Find the vector and the Cartesian equations of a line passing through the point (1,2,-4) and parallel to the line joining the points A(3,3,-5) and B(1,0,-11). Hence, find the distance between the two lines. OR Find the equations of the line passing through the points A(1,2,3) and B(3,5,9). Hence, find the coordinates of the points on this line which are at a distance of 14 units from point B.

If the angle between the lines $\frac{x-5}{\alpha}=\frac{y+2}{-5}=\frac{z+\frac{24}{5}}{\beta}$ and $\frac{x}{1}=\frac{y}{0}=\frac{z}{1}$ is $\frac{\pi}{4}$, find the relation between $\alpha$ and $\beta$.
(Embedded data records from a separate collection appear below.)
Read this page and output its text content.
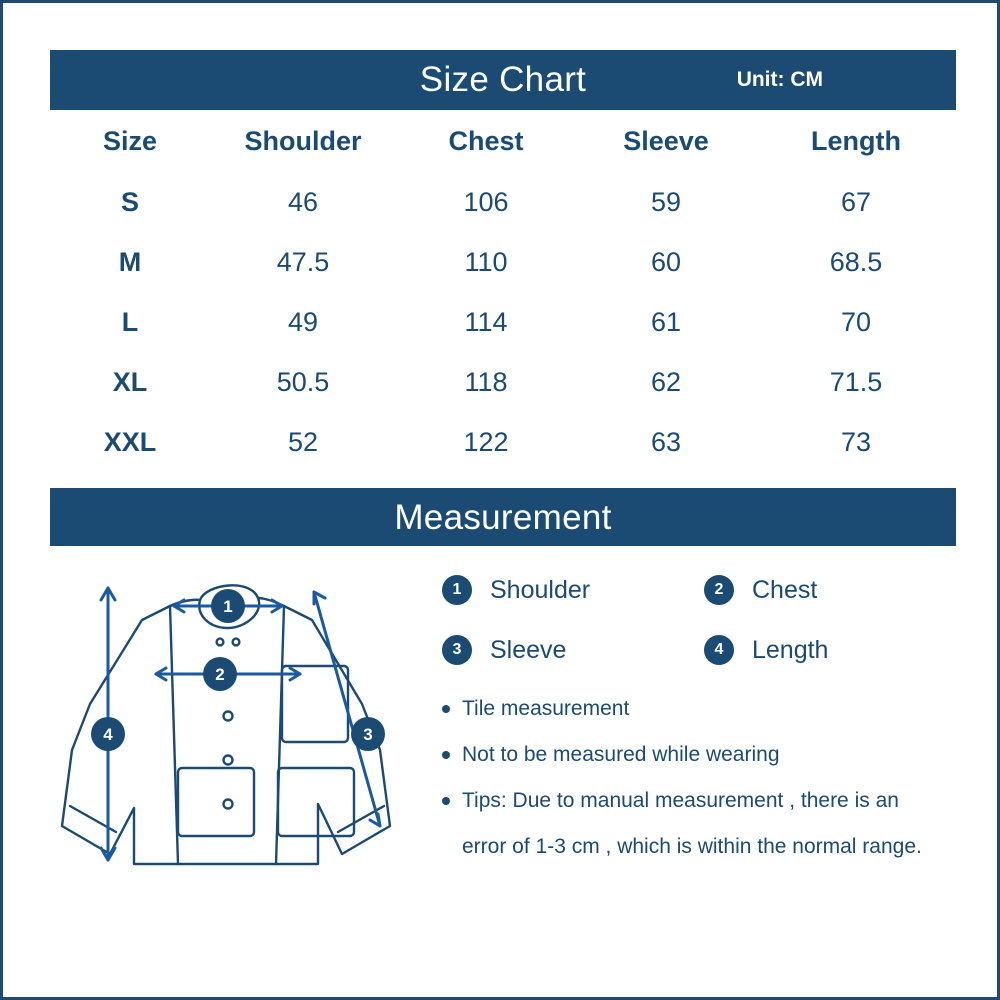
Size Chart	Unit: CM
Size	Shoulder	Chest	Sleeve	Length
S	46	106	59	67
M	47.5	110	60	68.5
L	49	114	61	70
XL	50.5	118	62	71.5
XXL	52	122	63	73
Measurement
1
2
3
4
1	Shoulder	2	Chest
3	Sleeve	4	Length
Tile measurement
Not to be measured while wearing
Tips: Due to manual measurement , there is an
error of 1-3 cm , which is within the normal range.
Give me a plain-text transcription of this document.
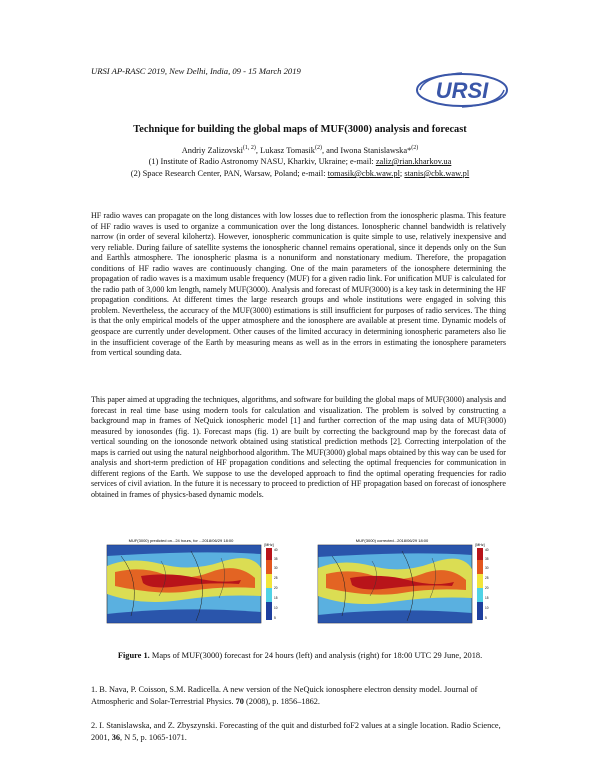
URSI AP-RASC 2019, New Delhi, India, 09 - 15 March 2019
URSI
Technique for building the global maps of MUF(3000) analysis and forecast
Andriy Zalizovski$^{(1, 2)}$, Lukasz Tomasik$^{(2)}$, and Iwona Stanislawska*$^{(2)}$
(1) Institute of Radio Astronomy NASU, Kharkiv, Ukraine; e-mail: zaliz@rian.kharkov.ua
(2) Space Research Center, PAN, Warsaw, Poland; e-mail: tomasik@cbk.waw.pl; stanis@cbk.waw.pl
HF radio waves can propagate on the long distances with low losses due to reflection from the ionospheric plasma. This feature of HF radio waves is used to organize a communication over the long distances. Ionospheric channel bandwidth is relatively narrow (in order of several kilohertz). However, ionospheric communication is quite simple to use, relatively inexpensive and very reliable. During failure of satellite systems the ionospheric channel remains operational, since it depends only on the Sun and EarthÌs atmosphere. The ionospheric plasma is a nonuniform and nonstationary medium. Therefore, the propagation conditions of HF radio waves are continuously changing. One of the main parameters of the ionosphere determining the propagation of radio waves is a maximum usable frequency (MUF) for a given radio link. For unification MUF is calculated for the radio path of 3,000 km length, namely MUF(3000). Analysis and forecast of MUF(3000) is a key task in determining the HF propagation conditions. At different times the large research groups and whole institutions were engaged in solving this problem. Nevertheless, the accuracy of the MUF(3000) estimations is still insufficient for purposes of radio services. The thing is that the only empirical models of the upper atmosphere and the ionosphere are available at present time. Dynamic models of geospace are currently under development. Other causes of the limited accuracy in determining ionospheric parameters also lie in the insufficient coverage of the Earth by measuring means as well as in the errors in estimating the ionosphere parameters from vertical sounding data.
This paper aimed at upgrading the techniques, algorithms, and software for building the global maps of MUF(3000) analysis and forecast in real time base using modern tools for calculation and visualization. The problem is solved by constructing a background map in frames of NeQuick ionospheric model [1] and further correction of the map using data of MUF(3000) measured by ionosondes (fig. 1). Forecast maps (fig. 1) are built by correcting the background map by the forecast data of vertical sounding on the ionosonde network obtained using statistical prediction methods [2]. Correcting interpolation of the maps is carried out using the natural neighborhood algorithm. The MUF(3000) global maps obtained by this way can be used for analysis and short-term prediction of HF propagation conditions and selecting the optimal frequencies for communication in different regions of the Earth. We suppose to use the developed approach to find the optimal operating frequencies for radio services of civil aviation. In the future it is necessary to proceed to prediction of HF propagation based on forecast of ionosphere obtained in frames of physics-based dynamic models.
MUF(3000) predicted on...24 hours, for ...2018/06/29 18:00
[MHz]
40
35
30
25
20
15
10
5
MUF(3000) corrected...2018/06/29 18:00
[MHz]
40
35
30
25
20
15
10
5
Figure 1. Maps of MUF(3000) forecast for 24 hours (left) and analysis (right) for 18:00 UTC 29 June, 2018.
1. B. Nava, P. Coisson, S.M. Radicella. A new version of the NeQuick ionosphere electron density model. Journal of Atmospheric and Solar-Terrestrial Physics. 70 (2008), p. 1856–1862.
2. I. Stanislawska, and Z. Zbyszynski. Forecasting of the quit and disturbed foF2 values at a single location. Radio Science, 2001, 36, N 5, p. 1065-1071.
If a line makes an angle of \(\frac{\pi}{4}\) with the positive directions of both x-axis and z-axis, then the angle which it makes with the positive direction of y-axis is:

If the lines $\frac{x-1}{-3}=\frac{y-2}{2k}=\frac{z-3}{2}$ and $\frac{x-1}{3k}=\frac{y-1}{1}=\frac{z-6}{-7}$ are perpendicular to each other, find the value of k and hence write the vector equation of a line perpendicular to these two lines and passing through the point (3, -4, 7).

Find the coordinates of the foot of the perpendicular drawn from the point $P(0, 2, 3)$ to the line:$$\frac{x+3}{5} = \frac{y-1}{2} = \frac{z+4}{3}$$ OR (b) Three vectors $\vec{a}$, $\vec{b}$, and $\vec{c}$ satisfy the condition $\vec{a} + \vec{b} + \vec{c} = \vec{0}$. Evaluate the quantity $\mu = \vec{a} \cdot \vec{b} + \vec{b} \cdot \vec{c} + \vec{c} \cdot \vec{a}$, if $|\vec{a}| = 3$, $|\vec{b}| = 4$, and $|\vec{c}| = 2$.